Sie verantworteten dies alles nicht, sondern waren mur diejenige Generation, die es mit ihrer Arbeit und Leistungsbereitschaft in der neuen Nachkriegswelt zu tragen hatte. Dieser Umstand prägte nun auch zentral ihr Leben. Wohlstand, definiert durch Auto, Haus, Garten, Elektrogeräte, Urlaub und dazu ein Sparsäckel. Im Leben alles erreicht mit der Arbeitsleistung und der erworbenen Rente, welche Nobbi Blüm nicht zuletzt für das Wohlfühlen unserer Eltern als „sicher“ deklarierte.

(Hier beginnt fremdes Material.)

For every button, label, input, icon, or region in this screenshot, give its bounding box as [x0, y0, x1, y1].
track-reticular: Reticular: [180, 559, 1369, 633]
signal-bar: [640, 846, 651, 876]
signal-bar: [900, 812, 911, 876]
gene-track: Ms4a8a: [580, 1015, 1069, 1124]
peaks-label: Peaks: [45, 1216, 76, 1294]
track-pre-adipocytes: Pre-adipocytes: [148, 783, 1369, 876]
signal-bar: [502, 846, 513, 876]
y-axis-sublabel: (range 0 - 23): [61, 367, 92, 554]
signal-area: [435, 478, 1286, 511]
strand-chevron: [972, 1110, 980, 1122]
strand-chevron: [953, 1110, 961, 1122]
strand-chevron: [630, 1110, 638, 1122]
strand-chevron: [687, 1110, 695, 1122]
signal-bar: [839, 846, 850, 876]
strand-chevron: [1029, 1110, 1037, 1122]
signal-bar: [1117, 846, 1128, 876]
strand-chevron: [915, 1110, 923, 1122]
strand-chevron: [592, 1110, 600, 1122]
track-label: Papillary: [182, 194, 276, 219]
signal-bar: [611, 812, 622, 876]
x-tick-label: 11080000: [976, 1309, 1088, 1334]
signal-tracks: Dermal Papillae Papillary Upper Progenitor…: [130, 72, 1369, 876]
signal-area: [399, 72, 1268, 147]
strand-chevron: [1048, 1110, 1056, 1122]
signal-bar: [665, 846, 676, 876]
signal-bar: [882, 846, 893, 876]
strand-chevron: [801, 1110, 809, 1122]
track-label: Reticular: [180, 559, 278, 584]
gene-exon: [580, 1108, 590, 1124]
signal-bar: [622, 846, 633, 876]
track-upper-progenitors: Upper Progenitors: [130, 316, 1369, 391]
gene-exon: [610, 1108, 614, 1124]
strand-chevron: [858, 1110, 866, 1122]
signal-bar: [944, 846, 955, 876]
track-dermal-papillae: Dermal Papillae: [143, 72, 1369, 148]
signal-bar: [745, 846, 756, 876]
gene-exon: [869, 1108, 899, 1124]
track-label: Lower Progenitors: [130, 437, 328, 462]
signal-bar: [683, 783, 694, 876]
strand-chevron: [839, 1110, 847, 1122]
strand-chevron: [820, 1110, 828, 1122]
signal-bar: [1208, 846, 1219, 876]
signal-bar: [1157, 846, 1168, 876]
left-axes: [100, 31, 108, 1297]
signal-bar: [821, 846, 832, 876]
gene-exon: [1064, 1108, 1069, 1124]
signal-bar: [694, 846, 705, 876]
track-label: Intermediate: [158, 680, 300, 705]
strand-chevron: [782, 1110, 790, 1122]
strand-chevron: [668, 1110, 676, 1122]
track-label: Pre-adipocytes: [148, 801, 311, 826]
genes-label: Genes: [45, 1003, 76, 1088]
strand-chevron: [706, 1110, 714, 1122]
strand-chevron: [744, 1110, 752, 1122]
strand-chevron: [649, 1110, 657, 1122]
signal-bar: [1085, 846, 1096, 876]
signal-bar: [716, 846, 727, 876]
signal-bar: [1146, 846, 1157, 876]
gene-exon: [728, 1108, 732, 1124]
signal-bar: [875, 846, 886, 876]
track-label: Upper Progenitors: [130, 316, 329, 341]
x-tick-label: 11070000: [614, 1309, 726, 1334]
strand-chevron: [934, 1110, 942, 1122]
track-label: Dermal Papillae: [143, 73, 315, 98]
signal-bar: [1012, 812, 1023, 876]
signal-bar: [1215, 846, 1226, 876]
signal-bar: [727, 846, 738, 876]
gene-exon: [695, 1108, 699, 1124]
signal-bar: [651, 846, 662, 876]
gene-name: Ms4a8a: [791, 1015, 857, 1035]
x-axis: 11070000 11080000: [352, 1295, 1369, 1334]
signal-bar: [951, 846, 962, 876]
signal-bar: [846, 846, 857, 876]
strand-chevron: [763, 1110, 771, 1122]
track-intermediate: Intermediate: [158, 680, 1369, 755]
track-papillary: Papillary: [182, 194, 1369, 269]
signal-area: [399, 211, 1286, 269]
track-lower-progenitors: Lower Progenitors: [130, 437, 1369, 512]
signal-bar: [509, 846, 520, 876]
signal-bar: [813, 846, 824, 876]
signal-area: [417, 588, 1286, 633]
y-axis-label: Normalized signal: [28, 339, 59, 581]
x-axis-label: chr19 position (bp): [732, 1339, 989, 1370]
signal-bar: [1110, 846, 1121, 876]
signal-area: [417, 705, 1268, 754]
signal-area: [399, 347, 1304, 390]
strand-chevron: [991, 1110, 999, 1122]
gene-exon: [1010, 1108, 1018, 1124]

Vor dem Hintergrund ihrer Herkunft nahmen unsere Eltern das Erreichen dieses Wohlstandsbürgertums aus ihrer Sicht als erstrebenswert war. Sie waren älter als die 68er, deren „Aufstand“ sie nicht verstehen konnten, und jünger als diejenigen, welche in der alten oder neuen Welt verantwortlich mitmachten, … oder in beiden.

(2)
Wir wiederum wuchsen auf in einer Welt zunächst ohne Not und ohne Kummer. Im Gegenteil, wir begleiteten mit unserer Kindheit den wachsenden Wohlstand Schritt um Schritt. Wir erlebten den Boom und seine Kriselchen von der Vinylplatte und dem Tonband an über die Kompaktanlage, das Kassettenradio und den Walkman bis hin zum MP3-Player heute. – Viele andere Folgeketten lassen sich anführen.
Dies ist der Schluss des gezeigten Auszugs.